Odine is not some mythical beast—it is water incarnate, a tragic reflection of our polluted world. Once a source of life and purity, water has become something unrecognizable, bloated and disfigured by the waste we cast into it. As the pollution grows, so does the creature. The monster, in our work, is conscious of this danger. It understands that it cannot return to the waters from which it came without being further poisoned. Odine values the cleanliness of its origin, but that care leaves it homeless, trapped between the rising tides and the polluted ground. The materials it gathers—plastics, receipts, the waste of human consumption—are not just its shelter, but a reflection of humanity’s insatiable greed and carelessness.
In Berkeley, where poor water management runs amuck, this video art piece specifically criticizes the crumbling infrastructures beneath the earth and the pollutants hidden in our environment that have come about due to climate change.
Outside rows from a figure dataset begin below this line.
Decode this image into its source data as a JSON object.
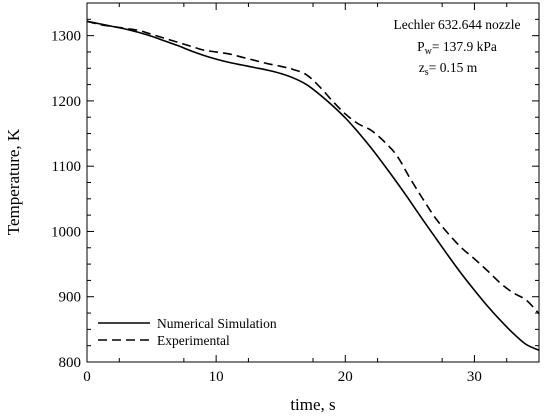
{
  "chart_data": {
    "type": "line",
    "title": "",
    "xlabel": "time, s",
    "ylabel": "Temperature, K",
    "xlim": [
      0,
      35
    ],
    "ylim": [
      800,
      1350
    ],
    "xticks": [
      0,
      10,
      20,
      30
    ],
    "xtick_labels": [
      "0",
      "10",
      "20",
      "30"
    ],
    "yticks": [
      800,
      900,
      1000,
      1100,
      1200,
      1300
    ],
    "ytick_labels": [
      "800",
      "900",
      "1000",
      "1100",
      "1200",
      "1300"
    ],
    "grid": false,
    "legend_position": "bottom-left",
    "annotation": {
      "line1": "Lechler 632.644 nozzle",
      "line2_main": "P",
      "line2_sub": "w",
      "line2_rest": "= 137.9 kPa",
      "line3_main": "z",
      "line3_sub": "s",
      "line3_rest": "= 0.15 m"
    },
    "series": [
      {
        "name": "Numerical Simulation",
        "style": "solid",
        "color": "#000000",
        "x": [
          0,
          1,
          2,
          3,
          4,
          5,
          6,
          7,
          8,
          9,
          10,
          11,
          12,
          13,
          14,
          15,
          16,
          17,
          18,
          19,
          20,
          21,
          22,
          23,
          24,
          25,
          26,
          27,
          28,
          29,
          30,
          31,
          32,
          33,
          34,
          35
        ],
        "y": [
          1322,
          1318,
          1314,
          1310,
          1305,
          1299,
          1292,
          1285,
          1277,
          1270,
          1264,
          1259,
          1255,
          1251,
          1247,
          1242,
          1235,
          1225,
          1210,
          1193,
          1174,
          1152,
          1128,
          1102,
          1075,
          1047,
          1018,
          990,
          962,
          935,
          910,
          886,
          864,
          844,
          827,
          818
        ]
      },
      {
        "name": "Experimental",
        "style": "dashed",
        "color": "#000000",
        "x": [
          0,
          1,
          2,
          3,
          4,
          5,
          6,
          7,
          8,
          9,
          10,
          11,
          12,
          13,
          14,
          15,
          16,
          17,
          18,
          19,
          20,
          21,
          22,
          23,
          24,
          25,
          26,
          27,
          28,
          29,
          30,
          31,
          32,
          33,
          34,
          35
        ],
        "y": [
          1322,
          1317,
          1314,
          1311,
          1308,
          1302,
          1296,
          1290,
          1284,
          1278,
          1275,
          1272,
          1267,
          1262,
          1257,
          1253,
          1248,
          1240,
          1222,
          1200,
          1180,
          1165,
          1155,
          1138,
          1116,
          1082,
          1050,
          1020,
          996,
          975,
          958,
          940,
          921,
          906,
          895,
          874
        ]
      }
    ]
  }
}
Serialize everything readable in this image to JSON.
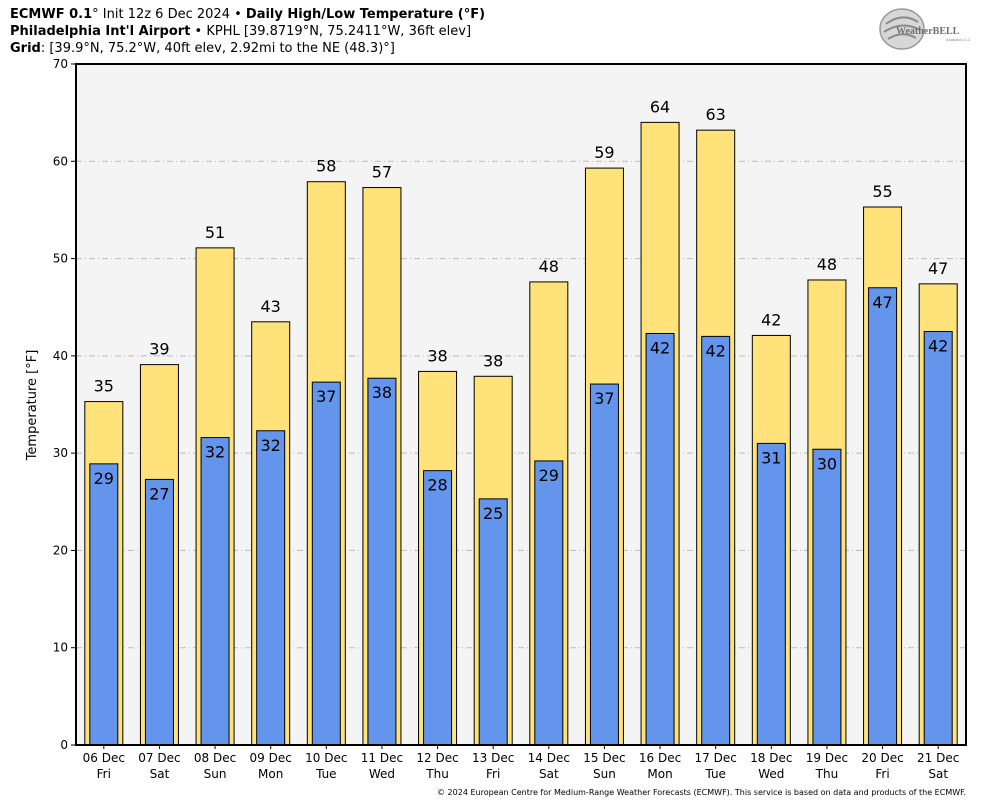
{
  "header": {
    "line1_model": "ECMWF 0.1",
    "line1_deg": "°",
    "line1_init": " Init 12z 6 Dec 2024 • ",
    "line1_product": "Daily High/Low Temperature (°F)",
    "line2_station": "Philadelphia Int'l Airport",
    "line2_details": " • KPHL [39.8719°N, 75.2411°W, 36ft elev]",
    "line3_label": "Grid",
    "line3_details": ": [39.9°N, 75.2°W, 40ft elev, 2.92mi to the NE (48.3)°]"
  },
  "logo": {
    "name": "WeatherBELL",
    "sub": "Analytics LLC"
  },
  "footer": "© 2024 European Centre for Medium-Range Weather Forecasts (ECMWF). This service is based on data and products of the ECMWF.",
  "colors": {
    "high": "#ffe27a",
    "low": "#6495ed",
    "plot_bg": "#f4f4f4",
    "grid": "#bbbbbb"
  },
  "chart_data": {
    "type": "bar",
    "title": "Daily High/Low Temperature (°F)",
    "xlabel": "",
    "ylabel": "Temperature [°F]",
    "ylim": [
      0,
      70
    ],
    "yticks": [
      0,
      10,
      20,
      30,
      40,
      50,
      60,
      70
    ],
    "grid": true,
    "categories": [
      [
        "06 Dec",
        "Fri"
      ],
      [
        "07 Dec",
        "Sat"
      ],
      [
        "08 Dec",
        "Sun"
      ],
      [
        "09 Dec",
        "Mon"
      ],
      [
        "10 Dec",
        "Tue"
      ],
      [
        "11 Dec",
        "Wed"
      ],
      [
        "12 Dec",
        "Thu"
      ],
      [
        "13 Dec",
        "Fri"
      ],
      [
        "14 Dec",
        "Sat"
      ],
      [
        "15 Dec",
        "Sun"
      ],
      [
        "16 Dec",
        "Mon"
      ],
      [
        "17 Dec",
        "Tue"
      ],
      [
        "18 Dec",
        "Wed"
      ],
      [
        "19 Dec",
        "Thu"
      ],
      [
        "20 Dec",
        "Fri"
      ],
      [
        "21 Dec",
        "Sat"
      ]
    ],
    "series": [
      {
        "name": "High",
        "values": [
          35.3,
          39.1,
          51.1,
          43.5,
          57.9,
          57.3,
          38.4,
          37.9,
          47.6,
          59.3,
          64.0,
          63.2,
          42.1,
          47.8,
          55.3,
          47.4
        ],
        "labels": [
          "35",
          "39",
          "51",
          "43",
          "58",
          "57",
          "38",
          "38",
          "48",
          "59",
          "64",
          "63",
          "42",
          "48",
          "55",
          "47"
        ]
      },
      {
        "name": "Low",
        "values": [
          28.9,
          27.3,
          31.6,
          32.3,
          37.3,
          37.7,
          28.2,
          25.3,
          29.2,
          37.1,
          42.3,
          42.0,
          31.0,
          30.4,
          47.0,
          42.5
        ],
        "labels": [
          "29",
          "27",
          "32",
          "32",
          "37",
          "38",
          "28",
          "25",
          "29",
          "37",
          "42",
          "42",
          "31",
          "30",
          "47",
          "42"
        ]
      }
    ]
  }
}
Through the actual discarded and found debris of Berkeley, Odine learns about the human condition. Trashed mail packages, wrappers, fragments of a world obsessed with consumption, tell a story of sins that have seeped deep into the earth and into the water. These sins are unsustainable.
Odine, forgetting its purity, now suffocates under the weight of our neglect. Our work asks us to confront the monster we’ve created—one born from invisible infrastructures, contaminated groundwater, and a world that is slowly drowning in its own waste. The footage, documenting sites of water throughout Berkeley and Oakland like leaky water faucets and storm drains, forces us to reckon with the fragile boundaries between human existence and the natural world. This is a story about transformation—of the environment, of our cities, of ourselves. Odine is not a supernatural being, but a reflection of what we’ve become.